Abuse of power and abusive supervision is a topic in the literature that there is no lack of. Throughout the readings in COR 301, the readings have shown repeated abuse of power. “Cleansing My Abuse: A reparative Response Model of Perpetration Abusive Supervisor Behavior” makes me wonder what if people hundreds of years ago knew about the reparative response model and moral cleansing theory, would the endings be different. For example, Exodus tells a story about a person with power who self-destructs with selfishness and animosity. In Exodus, Pharaoh is the person in the rule of Egypt, but he rules with evil. All his actions are formulated with evil, selfishness, and animosity. Pharaoh conducted abusive supervision in Egypt. Pharaoh let his selfishness and animosity get in the way of his reign. His selfishness and animosity end up causing his self-destruction. Moses and God put an end to Pharaoh’s abuse of power, but Pharaoh is the one who ultimately pulls the trigger. It is difficult to see the reparative response model and moral cleansing theory reform and help a self-destructing situation.

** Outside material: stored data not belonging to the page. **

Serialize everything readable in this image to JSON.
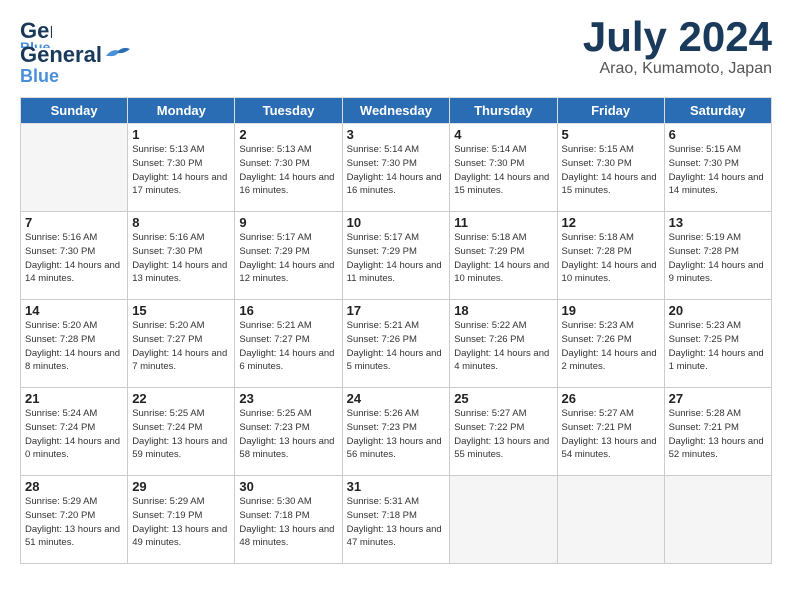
{
  "header": {
    "logo_line1": "General",
    "logo_line2": "Blue",
    "month": "July 2024",
    "location": "Arao, Kumamoto, Japan"
  },
  "weekdays": [
    "Sunday",
    "Monday",
    "Tuesday",
    "Wednesday",
    "Thursday",
    "Friday",
    "Saturday"
  ],
  "weeks": [
    [
      {
        "day": "",
        "info": ""
      },
      {
        "day": "1",
        "info": "Sunrise: 5:13 AM\nSunset: 7:30 PM\nDaylight: 14 hours\nand 17 minutes."
      },
      {
        "day": "2",
        "info": "Sunrise: 5:13 AM\nSunset: 7:30 PM\nDaylight: 14 hours\nand 16 minutes."
      },
      {
        "day": "3",
        "info": "Sunrise: 5:14 AM\nSunset: 7:30 PM\nDaylight: 14 hours\nand 16 minutes."
      },
      {
        "day": "4",
        "info": "Sunrise: 5:14 AM\nSunset: 7:30 PM\nDaylight: 14 hours\nand 15 minutes."
      },
      {
        "day": "5",
        "info": "Sunrise: 5:15 AM\nSunset: 7:30 PM\nDaylight: 14 hours\nand 15 minutes."
      },
      {
        "day": "6",
        "info": "Sunrise: 5:15 AM\nSunset: 7:30 PM\nDaylight: 14 hours\nand 14 minutes."
      }
    ],
    [
      {
        "day": "7",
        "info": "Sunrise: 5:16 AM\nSunset: 7:30 PM\nDaylight: 14 hours\nand 14 minutes."
      },
      {
        "day": "8",
        "info": "Sunrise: 5:16 AM\nSunset: 7:30 PM\nDaylight: 14 hours\nand 13 minutes."
      },
      {
        "day": "9",
        "info": "Sunrise: 5:17 AM\nSunset: 7:29 PM\nDaylight: 14 hours\nand 12 minutes."
      },
      {
        "day": "10",
        "info": "Sunrise: 5:17 AM\nSunset: 7:29 PM\nDaylight: 14 hours\nand 11 minutes."
      },
      {
        "day": "11",
        "info": "Sunrise: 5:18 AM\nSunset: 7:29 PM\nDaylight: 14 hours\nand 10 minutes."
      },
      {
        "day": "12",
        "info": "Sunrise: 5:18 AM\nSunset: 7:28 PM\nDaylight: 14 hours\nand 10 minutes."
      },
      {
        "day": "13",
        "info": "Sunrise: 5:19 AM\nSunset: 7:28 PM\nDaylight: 14 hours\nand 9 minutes."
      }
    ],
    [
      {
        "day": "14",
        "info": "Sunrise: 5:20 AM\nSunset: 7:28 PM\nDaylight: 14 hours\nand 8 minutes."
      },
      {
        "day": "15",
        "info": "Sunrise: 5:20 AM\nSunset: 7:27 PM\nDaylight: 14 hours\nand 7 minutes."
      },
      {
        "day": "16",
        "info": "Sunrise: 5:21 AM\nSunset: 7:27 PM\nDaylight: 14 hours\nand 6 minutes."
      },
      {
        "day": "17",
        "info": "Sunrise: 5:21 AM\nSunset: 7:26 PM\nDaylight: 14 hours\nand 5 minutes."
      },
      {
        "day": "18",
        "info": "Sunrise: 5:22 AM\nSunset: 7:26 PM\nDaylight: 14 hours\nand 4 minutes."
      },
      {
        "day": "19",
        "info": "Sunrise: 5:23 AM\nSunset: 7:26 PM\nDaylight: 14 hours\nand 2 minutes."
      },
      {
        "day": "20",
        "info": "Sunrise: 5:23 AM\nSunset: 7:25 PM\nDaylight: 14 hours\nand 1 minute."
      }
    ],
    [
      {
        "day": "21",
        "info": "Sunrise: 5:24 AM\nSunset: 7:24 PM\nDaylight: 14 hours\nand 0 minutes."
      },
      {
        "day": "22",
        "info": "Sunrise: 5:25 AM\nSunset: 7:24 PM\nDaylight: 13 hours\nand 59 minutes."
      },
      {
        "day": "23",
        "info": "Sunrise: 5:25 AM\nSunset: 7:23 PM\nDaylight: 13 hours\nand 58 minutes."
      },
      {
        "day": "24",
        "info": "Sunrise: 5:26 AM\nSunset: 7:23 PM\nDaylight: 13 hours\nand 56 minutes."
      },
      {
        "day": "25",
        "info": "Sunrise: 5:27 AM\nSunset: 7:22 PM\nDaylight: 13 hours\nand 55 minutes."
      },
      {
        "day": "26",
        "info": "Sunrise: 5:27 AM\nSunset: 7:21 PM\nDaylight: 13 hours\nand 54 minutes."
      },
      {
        "day": "27",
        "info": "Sunrise: 5:28 AM\nSunset: 7:21 PM\nDaylight: 13 hours\nand 52 minutes."
      }
    ],
    [
      {
        "day": "28",
        "info": "Sunrise: 5:29 AM\nSunset: 7:20 PM\nDaylight: 13 hours\nand 51 minutes."
      },
      {
        "day": "29",
        "info": "Sunrise: 5:29 AM\nSunset: 7:19 PM\nDaylight: 13 hours\nand 49 minutes."
      },
      {
        "day": "30",
        "info": "Sunrise: 5:30 AM\nSunset: 7:18 PM\nDaylight: 13 hours\nand 48 minutes."
      },
      {
        "day": "31",
        "info": "Sunrise: 5:31 AM\nSunset: 7:18 PM\nDaylight: 13 hours\nand 47 minutes."
      },
      {
        "day": "",
        "info": ""
      },
      {
        "day": "",
        "info": ""
      },
      {
        "day": "",
        "info": ""
      }
    ]
  ]
}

“Cleansing My Abuse: A reparative Response Model of Perpetration Abusive Supervisor Behavior” is a well-developed article in the Journal of Applied Psychology that analyzes the effect on abusive supervision and how it can be reparative. They conduct multiplex studies that support their idea that abusive behavior can lead to reparative action soon after. They have charts and diagrams that display scales that measure moral courage, guiltiness, reparative behavior, and abusive behavior. All their evidence is used to support their claim when abusive supervision is morally challenging supervisors themselves with reparative action. Research like this makes readers wonder how Pharaoh and Moses could have handled situations differently. Perhaps if Pharaoh’s reign was longer, he would have been morally challenged and released the Israelites on his own.